As you recall, I purchased the above bike back in May 2010. Well, somebody helped themselves to it. Yep, walked in my garage and goodbye. I am looking to replace it and need a little help. My bike was a Trek Pure with an internal 3-Speed hub. I have been looking around and I like the Townie, Specialized, and Electra has a Amersterdam model. Which one would you get? Or should I get the 2011 Pure which increased in price ($439)?
crayegg wrote:So I'm guessing you left your garage door open? Not very smart, but I think you probably realize that. It sucks, but it is the world we live in. Drag.
My family actually owns the kind of bikes that you are looking for from all three of those brands. In my experience, they all work really well for what they are but you have to keep in mind that they all have basically the same shifters, very similar frames, and they all have relatively fat tires. In other words, you're going to get basically the same bike from each brand, with slight variances in the frame, saddle, and tires, but nothing that would make or break a bike. When it comes to bikes, there's really not a particular "brand" that's better or worse than another(though, don't buy brands that you can find in walmart because those bikes are made to last for two weeks before breaking). For one, most brands of bike builders use the exact same shifter groups at a given price point, meaning that the level of shifting performance is going to be about the same across the board when comparing bikes at similar price points. All of the frames that different brands use are usually built in the same factory in Taiwain or China, meaning that the frame quality will be basically the same across the board. In general, all of the bikes that you are looking for are designed for comfort cruising, and all of the bikes that you are looking at will do very good at that job.
If you load up your bike in a bike rack often, what you might want to consider is the frame geometry of the bike. My mom's Electra, and my dad's Specialized both have curved and irregular geometries which make it really tough to fit on the bike rack. I often have to put my mom's upside down, and strap my dad's bike onto the rack vertically, which is just a pain because the bikes are quite heavy.
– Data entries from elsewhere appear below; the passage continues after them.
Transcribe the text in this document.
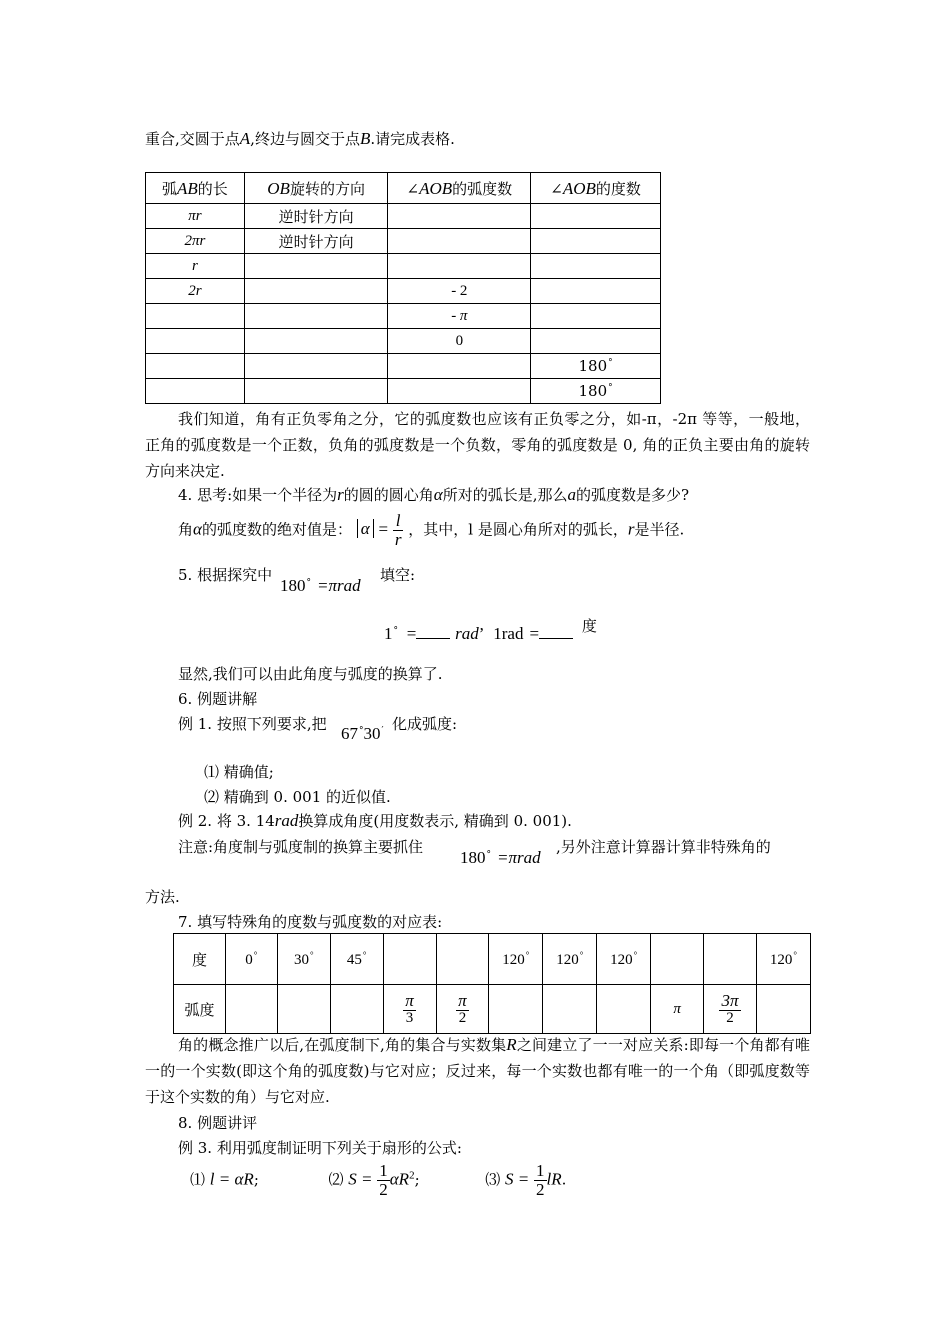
重合,交圆于点A,终边与圆交于点B.请完成表格.
弧AB的长	OB旋转的方向	∠AOB的弧度数	∠AOB的度数
πr	逆时针方向		
2πr	逆时针方向		
r			
2r		- 2	
		- π	
		0	
			180°
			180°
我们知道，角有正负零角之分，它的弧度数也应该有正负零之分，如-π，-2π 等等，一般地， 正角的弧度数是一个正数，负角的弧度数是一个负数，零角的弧度数是 0, 角的正负主要由角的旋转方向来决定.
4. 思考:如果一个半径为r的圆的圆心角α所对的弧长是,那么a的弧度数是多少?
角α的弧度数的绝对值是： $\alpha = \frac{l}{r}$ ，其中，l 是圆心角所对的弧长，r是半径.
5. 根据探究中
180° =πrad
填空:
1° = rad’ 1rad =	度
显然,我们可以由此角度与弧度的换算了.
6. 例题讲解
例 1. 按照下列要求,把 67°30′ 化成弧度:
⑴ 精确值;
⑵ 精确到 0. 001 的近似值.
例 2. 将 3. 14rad换算成角度(用度数表示, 精确到 0. 001).
注意:角度制与弧度制的换算主要抓住
180° =πrad
,另外注意计算器计算非特殊角的
方法.
7. 填写特殊角的度数与弧度数的对应表:
度	0°	30°	45°			120°	120°	120°			120°
弧度				$\frac{\pi}{3}$	$\frac{\pi}{2}$				π	$\frac{3\pi}{2}$

角的概念推广以后,在弧度制下,角的集合与实数集R之间建立了一一对应关系:即每一个角都有唯一的一个实数(即这个角的弧度数)与它对应；反过来，每一个实数也都有唯一的一个角（即弧度数等于这个实数的角）与它对应.
8. 例题讲评
例 3. 利用弧度制证明下列关于扇形的公式:
⑴ l = αR;	⑵ $S = \frac{1}{2} \alpha R^2$;	⑶ $S = \frac{1}{2}$ lR.
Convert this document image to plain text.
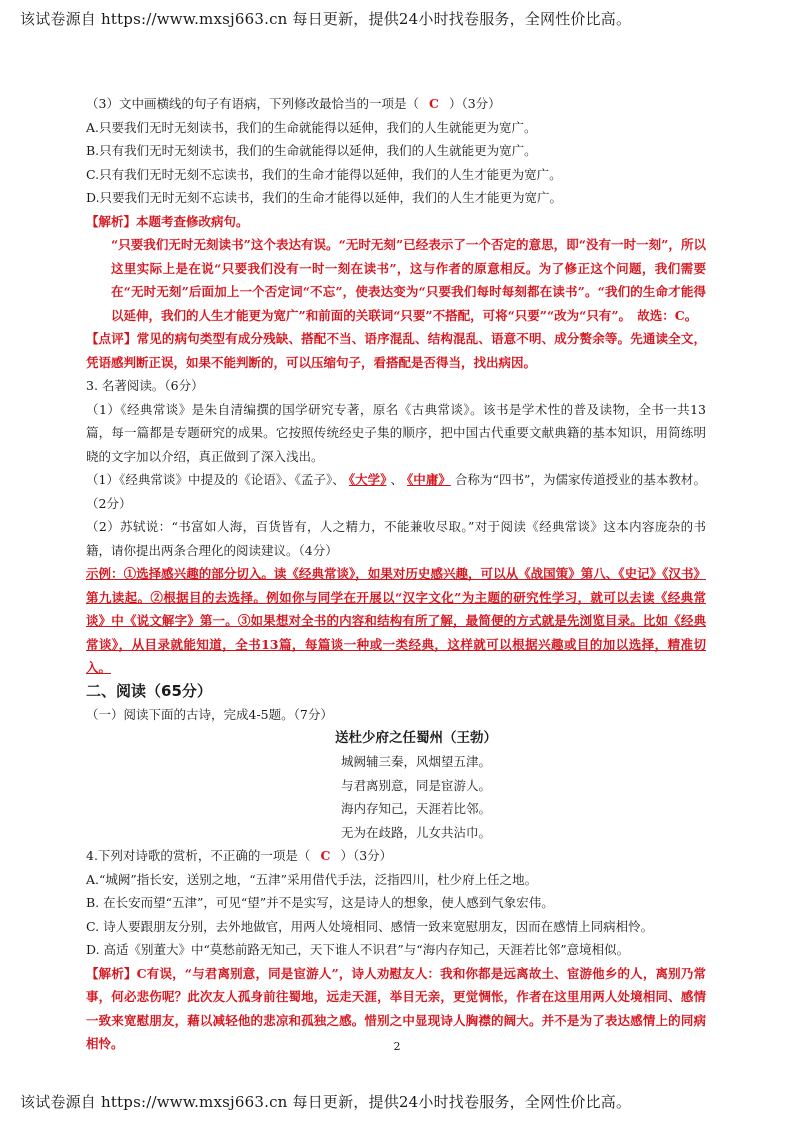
该试卷源自 https://www.mxsj663.cn 每日更新，提供24小时找卷服务，全网性价比高。
（3）文中画横线的句子有语病，下列修改最恰当的一项是（ C ）（3分）
A.只要我们无时无刻读书，我们的生命就能得以延伸，我们的人生就能更为宽广。
B.只有我们无时无刻读书，我们的生命就能得以延伸，我们的人生就能更为宽广。
C.只有我们无时无刻不忘读书，我们的生命才能得以延伸，我们的人生才能更为宽广。
D.只要我们无时无刻不忘读书，我们的生命才能得以延伸，我们的人生才能更为宽广。
【解析】本题考查修改病句。
“只要我们无时无刻读书”这个表达有误。“无时无刻”已经表示了一个否定的意思，即“没有一时一刻”，所以这里实际上是在说“只要我们没有一时一刻在读书”，这与作者的原意相反。为了修正这个问题，我们需要在“无时无刻”后面加上一个否定词“不忘”，使表达变为“只要我们每时每刻都在读书”。“我们的生命才能得以延伸，我们的人生才能更为宽广”和前面的关联词“只要”不搭配，可将“只要”“改为“只有”。　故选：C。
【点评】常见的病句类型有成分残缺、搭配不当、语序混乱、结构混乱、语意不明、成分赘余等。先通读全文，凭语感判断正误，如果不能判断的，可以压缩句子，看搭配是否得当，找出病因。
3. 名著阅读。（6分）
（1）《经典常谈》是朱自清编撰的国学研究专著，原名《古典常谈》。该书是学术性的普及读物，全书一共13篇，每一篇都是专题研究的成果。它按照传统经史子集的顺序，把中国古代重要文献典籍的基本知识，用简练明晓的文字加以介绍，真正做到了深入浅出。
（1）《经典常谈》中提及的《论语》、《孟子》、 《大学》 、 《中庸》 合称为“四书”，为儒家传道授业的基本教材。（2分）
（2）苏轼说：“书富如人海，百货皆有，人之精力，不能兼收尽取。”对于阅读《经典常谈》这本内容庞杂的书籍，请你提出两条合理化的阅读建议。（4分）
示例：①选择感兴趣的部分切入。读《经典常谈》，如果对历史感兴趣，可以从《战国策》第八、《史记》《汉书》第九读起。②根据目的去选择。例如你与同学在开展以“汉字文化”为主题的研究性学习，就可以去读《经典常谈》中《说文解字》第一。③如果想对全书的内容和结构有所了解，最简便的方式就是先浏览目录。比如《经典常谈》，从目录就能知道，全书13篇，每篇谈一种或一类经典，这样就可以根据兴趣或目的加以选择，精准切入。
二、阅读（65分）
（一）阅读下面的古诗，完成4-5题。（7分）
送杜少府之任蜀州（王勃）
城阙辅三秦，风烟望五津。
与君离别意，同是宦游人。
海内存知己，天涯若比邻。
无为在歧路，儿女共沾巾。
4.下列对诗歌的赏析，不正确的一项是（ C ）（3分）
A.“城阙”指长安，送别之地，“五津”采用借代手法，泛指四川，杜少府上任之地。
B. 在长安而望“五津”，可见“望”并不是实写，这是诗人的想象，使人感到气象宏伟。
C. 诗人要跟朋友分别，去外地做官，用两人处境相同、感情一致来宽慰朋友，因而在感情上同病相怜。
D. 高适《别董大》中“莫愁前路无知己，天下谁人不识君”与“海内存知己，天涯若比邻”意境相似。
【解析】C有误，“与君离别意，同是宦游人”，诗人劝慰友人：我和你都是远离故土、宦游他乡的人，离别乃常事，何必悲伤呢？此次友人孤身前往蜀地，远走天涯，举目无亲，更觉惆怅，作者在这里用两人处境相同、感情一致来宽慰朋友，藉以减轻他的悲凉和孤独之感。惜别之中显现诗人胸襟的阔大。并不是为了表达感情上的同病相怜。	2
该试卷源自 https://www.mxsj663.cn 每日更新，提供24小时找卷服务，全网性价比高。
If you can provide links to the bikes that you are interested in, I can help you differentiate between the pros and cons of each bike, but other than that my advice would be just to pick a bike that looks right to you, is in the color that you want, and is at a bike shop/ store that you feel comfortable with.
I hope this helps and sorry to hear about your bike
crayegg wrote:Likely a teenager in your neighborhood stole it and sold it immediately. I would still keep my eyes open around the neighborhood though.
SoMelo wrote:Every bicycle has an ID #.. flip the bike over and look.. It should have been on the paperwork when you purchased it. If you have record of it you can file a police report
SoMelo wrote:The bicycle shop you purchased the bike from didn't give you any paperwork with the ID#? That's pretty irresponsible of them.
Unfortunately, there was no identification number on the receipt I gave to the PD.
You brought up your daughter...I didn't. Is she the "truther" daughter you mentioned earlier?Red wrote:
So, you persist in bringing up my family and accusing my Daughter of being a thief? You really are disgusting.
Parrotpaul wrote:You brought up your daughter...I didn't. Is she the "truther" daughter you mentioned earlier?
No accusations...just keep your eyes open.